Soon the sun started to set as I continued west on the final miles of segment 5:

And then I hit Kenosha Pass where the CT intersects HW 285:

At this point it really struck me how far I'd come. To drive here from my house is a big drive, yet I had gotten here, on a much more indirect route, on a bicycle. Pretty cool, but the flip side is I have a long way to get back home.

As with the night before I pulled out my CT info and saw there was a good water source 3 miles into segment 6, followed by camping. I continued on and met a pair of slightly drunk ladies with their dog on the trail who were camping at the Kenosha campground. I yielded but they stopped too and really wanted to talk a while and know what I was doing. I knew they had to have been drinking to want to flirt with someone as grimy and smelly as I was. With light fading fast, I finally excused myself and set off to find water. I filtered in the dark then walked a bit on the trail looking for a camp spot.

I found one, checked carefully this time for any stealth bivy campers, then set up camp only to discover my tent stakes were missing. My best guess is I left them behind that morning when I stopped to lube my chain. I keep the stakes with all my bike repair stuff in the bottom of my frame bag, in a small gray cuben fiber sack, very light but it blends in with the ground. Guess I'll be buying more titanium stakes then!

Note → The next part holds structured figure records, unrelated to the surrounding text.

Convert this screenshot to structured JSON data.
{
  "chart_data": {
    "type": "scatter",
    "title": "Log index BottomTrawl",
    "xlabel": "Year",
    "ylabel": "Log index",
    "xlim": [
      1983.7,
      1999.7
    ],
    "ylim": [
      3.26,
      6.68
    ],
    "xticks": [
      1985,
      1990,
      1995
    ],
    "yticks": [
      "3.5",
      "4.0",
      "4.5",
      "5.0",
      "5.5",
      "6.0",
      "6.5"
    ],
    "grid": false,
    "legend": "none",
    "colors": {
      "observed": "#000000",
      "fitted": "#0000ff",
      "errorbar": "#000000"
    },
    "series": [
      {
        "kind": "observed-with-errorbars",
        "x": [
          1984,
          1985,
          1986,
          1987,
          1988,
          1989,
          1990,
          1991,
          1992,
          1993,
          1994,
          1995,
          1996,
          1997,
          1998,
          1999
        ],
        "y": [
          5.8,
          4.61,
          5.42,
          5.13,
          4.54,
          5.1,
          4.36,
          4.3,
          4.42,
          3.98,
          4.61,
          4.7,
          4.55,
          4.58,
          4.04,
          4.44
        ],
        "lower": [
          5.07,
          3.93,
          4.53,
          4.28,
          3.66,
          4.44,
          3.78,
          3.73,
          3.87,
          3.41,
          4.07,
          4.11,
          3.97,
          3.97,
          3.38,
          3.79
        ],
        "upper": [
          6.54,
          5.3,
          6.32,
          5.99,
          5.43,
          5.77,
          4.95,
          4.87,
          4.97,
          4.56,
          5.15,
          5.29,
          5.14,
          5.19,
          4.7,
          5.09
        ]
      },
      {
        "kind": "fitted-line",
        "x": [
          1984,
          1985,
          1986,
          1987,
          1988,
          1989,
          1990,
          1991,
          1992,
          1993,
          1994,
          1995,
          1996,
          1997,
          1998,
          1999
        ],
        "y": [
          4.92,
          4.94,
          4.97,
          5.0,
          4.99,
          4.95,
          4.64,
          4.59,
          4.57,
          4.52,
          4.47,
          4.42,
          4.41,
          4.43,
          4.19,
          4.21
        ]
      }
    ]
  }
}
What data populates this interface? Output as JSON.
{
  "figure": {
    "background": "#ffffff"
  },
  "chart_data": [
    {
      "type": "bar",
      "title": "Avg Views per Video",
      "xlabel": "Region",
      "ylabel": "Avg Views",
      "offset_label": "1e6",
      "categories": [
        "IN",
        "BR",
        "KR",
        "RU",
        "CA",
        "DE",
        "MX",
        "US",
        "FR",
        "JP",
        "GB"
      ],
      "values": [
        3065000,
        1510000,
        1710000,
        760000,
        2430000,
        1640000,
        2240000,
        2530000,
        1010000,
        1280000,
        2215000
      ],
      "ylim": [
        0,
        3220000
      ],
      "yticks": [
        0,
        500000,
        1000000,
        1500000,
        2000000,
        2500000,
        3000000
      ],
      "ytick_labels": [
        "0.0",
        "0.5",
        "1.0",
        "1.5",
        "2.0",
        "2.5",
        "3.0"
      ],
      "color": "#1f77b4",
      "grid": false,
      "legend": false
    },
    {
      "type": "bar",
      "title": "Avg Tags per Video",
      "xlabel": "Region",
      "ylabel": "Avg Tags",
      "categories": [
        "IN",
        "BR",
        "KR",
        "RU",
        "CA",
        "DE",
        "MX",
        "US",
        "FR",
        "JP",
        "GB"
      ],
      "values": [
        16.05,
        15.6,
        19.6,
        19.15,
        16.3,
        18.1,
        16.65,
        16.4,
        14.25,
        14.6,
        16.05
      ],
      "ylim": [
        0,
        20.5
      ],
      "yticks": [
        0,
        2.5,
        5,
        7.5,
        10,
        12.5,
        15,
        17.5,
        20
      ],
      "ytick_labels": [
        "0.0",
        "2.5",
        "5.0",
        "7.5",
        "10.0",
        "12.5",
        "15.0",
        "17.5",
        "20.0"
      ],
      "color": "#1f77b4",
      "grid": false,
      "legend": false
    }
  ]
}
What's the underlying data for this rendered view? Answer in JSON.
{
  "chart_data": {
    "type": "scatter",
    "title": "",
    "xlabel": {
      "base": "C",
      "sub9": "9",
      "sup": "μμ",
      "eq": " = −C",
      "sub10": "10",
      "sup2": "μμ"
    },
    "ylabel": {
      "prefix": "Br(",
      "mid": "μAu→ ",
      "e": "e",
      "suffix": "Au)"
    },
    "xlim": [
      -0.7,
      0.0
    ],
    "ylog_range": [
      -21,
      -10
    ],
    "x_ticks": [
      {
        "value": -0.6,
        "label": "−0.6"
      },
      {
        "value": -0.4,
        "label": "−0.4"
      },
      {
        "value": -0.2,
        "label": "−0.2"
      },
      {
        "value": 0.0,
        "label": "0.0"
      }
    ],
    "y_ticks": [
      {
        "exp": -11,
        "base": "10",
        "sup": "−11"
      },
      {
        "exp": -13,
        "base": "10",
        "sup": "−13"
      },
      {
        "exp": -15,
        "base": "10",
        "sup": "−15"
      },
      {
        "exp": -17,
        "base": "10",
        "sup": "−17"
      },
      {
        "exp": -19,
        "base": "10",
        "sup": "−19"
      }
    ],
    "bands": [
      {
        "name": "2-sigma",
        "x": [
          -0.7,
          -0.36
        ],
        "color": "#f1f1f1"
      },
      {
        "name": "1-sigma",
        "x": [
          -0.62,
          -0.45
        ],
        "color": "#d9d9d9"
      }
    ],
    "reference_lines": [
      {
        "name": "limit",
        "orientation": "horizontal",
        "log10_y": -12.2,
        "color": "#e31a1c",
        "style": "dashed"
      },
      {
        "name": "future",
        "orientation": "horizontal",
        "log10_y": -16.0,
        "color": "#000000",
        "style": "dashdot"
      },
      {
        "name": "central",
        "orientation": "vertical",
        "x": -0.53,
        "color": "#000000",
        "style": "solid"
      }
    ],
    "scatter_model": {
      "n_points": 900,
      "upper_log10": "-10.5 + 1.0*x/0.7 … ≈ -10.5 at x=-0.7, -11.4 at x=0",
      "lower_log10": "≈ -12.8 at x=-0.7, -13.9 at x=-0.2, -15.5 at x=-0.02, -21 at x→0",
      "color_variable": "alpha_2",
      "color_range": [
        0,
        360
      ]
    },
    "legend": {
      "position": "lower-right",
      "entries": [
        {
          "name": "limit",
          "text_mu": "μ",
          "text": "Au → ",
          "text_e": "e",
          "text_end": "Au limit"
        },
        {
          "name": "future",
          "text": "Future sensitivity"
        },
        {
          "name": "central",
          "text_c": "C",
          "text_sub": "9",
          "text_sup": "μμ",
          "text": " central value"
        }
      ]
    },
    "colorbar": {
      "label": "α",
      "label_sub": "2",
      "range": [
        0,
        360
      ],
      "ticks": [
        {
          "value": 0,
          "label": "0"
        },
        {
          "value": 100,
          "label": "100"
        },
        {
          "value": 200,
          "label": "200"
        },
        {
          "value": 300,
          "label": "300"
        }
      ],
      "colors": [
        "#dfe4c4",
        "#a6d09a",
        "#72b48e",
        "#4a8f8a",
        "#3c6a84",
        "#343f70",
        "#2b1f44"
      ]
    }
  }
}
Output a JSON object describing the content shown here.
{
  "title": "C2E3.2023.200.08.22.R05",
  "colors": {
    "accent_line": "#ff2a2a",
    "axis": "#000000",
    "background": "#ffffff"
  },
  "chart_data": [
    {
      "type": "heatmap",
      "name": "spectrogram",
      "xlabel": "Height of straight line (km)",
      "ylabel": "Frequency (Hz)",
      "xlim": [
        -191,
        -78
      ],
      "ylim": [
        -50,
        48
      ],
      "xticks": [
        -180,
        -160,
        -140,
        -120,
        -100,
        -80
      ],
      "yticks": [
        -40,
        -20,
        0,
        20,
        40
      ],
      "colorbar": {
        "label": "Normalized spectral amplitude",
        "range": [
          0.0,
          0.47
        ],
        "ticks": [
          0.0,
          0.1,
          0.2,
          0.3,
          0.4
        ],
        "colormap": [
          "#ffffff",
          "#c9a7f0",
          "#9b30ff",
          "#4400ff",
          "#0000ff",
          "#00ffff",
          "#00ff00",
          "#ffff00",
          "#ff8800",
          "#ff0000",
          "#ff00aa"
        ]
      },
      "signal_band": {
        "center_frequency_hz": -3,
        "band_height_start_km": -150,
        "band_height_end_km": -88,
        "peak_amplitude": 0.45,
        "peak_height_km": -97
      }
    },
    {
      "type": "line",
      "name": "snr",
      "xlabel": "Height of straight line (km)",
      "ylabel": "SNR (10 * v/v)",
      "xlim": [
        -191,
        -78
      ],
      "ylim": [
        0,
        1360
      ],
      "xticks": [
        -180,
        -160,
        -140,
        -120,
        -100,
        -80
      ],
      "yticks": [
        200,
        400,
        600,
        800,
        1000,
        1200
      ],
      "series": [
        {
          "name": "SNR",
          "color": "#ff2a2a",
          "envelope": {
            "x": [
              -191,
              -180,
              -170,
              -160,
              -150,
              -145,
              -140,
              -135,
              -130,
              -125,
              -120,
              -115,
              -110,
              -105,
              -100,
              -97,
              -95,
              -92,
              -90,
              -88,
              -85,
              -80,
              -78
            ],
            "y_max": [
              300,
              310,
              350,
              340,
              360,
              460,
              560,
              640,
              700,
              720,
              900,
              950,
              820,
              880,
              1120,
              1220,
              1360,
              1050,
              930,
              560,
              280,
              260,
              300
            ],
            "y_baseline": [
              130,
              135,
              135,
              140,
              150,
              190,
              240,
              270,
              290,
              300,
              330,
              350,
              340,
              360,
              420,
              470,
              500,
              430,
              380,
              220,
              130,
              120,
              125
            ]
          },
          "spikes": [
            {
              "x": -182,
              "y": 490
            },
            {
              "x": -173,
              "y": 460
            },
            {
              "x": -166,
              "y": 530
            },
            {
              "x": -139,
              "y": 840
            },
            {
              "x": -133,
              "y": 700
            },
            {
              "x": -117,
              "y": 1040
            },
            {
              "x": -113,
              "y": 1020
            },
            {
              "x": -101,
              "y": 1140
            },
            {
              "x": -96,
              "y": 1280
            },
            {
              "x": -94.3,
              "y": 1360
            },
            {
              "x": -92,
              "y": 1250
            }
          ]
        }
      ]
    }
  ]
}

Of course my immediate concern was shelter, but at the time the sky was completely clear and it was the night of the Super Moon. Hoping it would stay clear all night, I just used my tent as a ground sheet and threw down my mattress and bag. It was hard to sleep with all the light, but it didn't rain and it was a gorgeous night, with a million stars, a few satellites crossed the sky, and I saw one shooting star. Far better entertainment that watching TV before bed.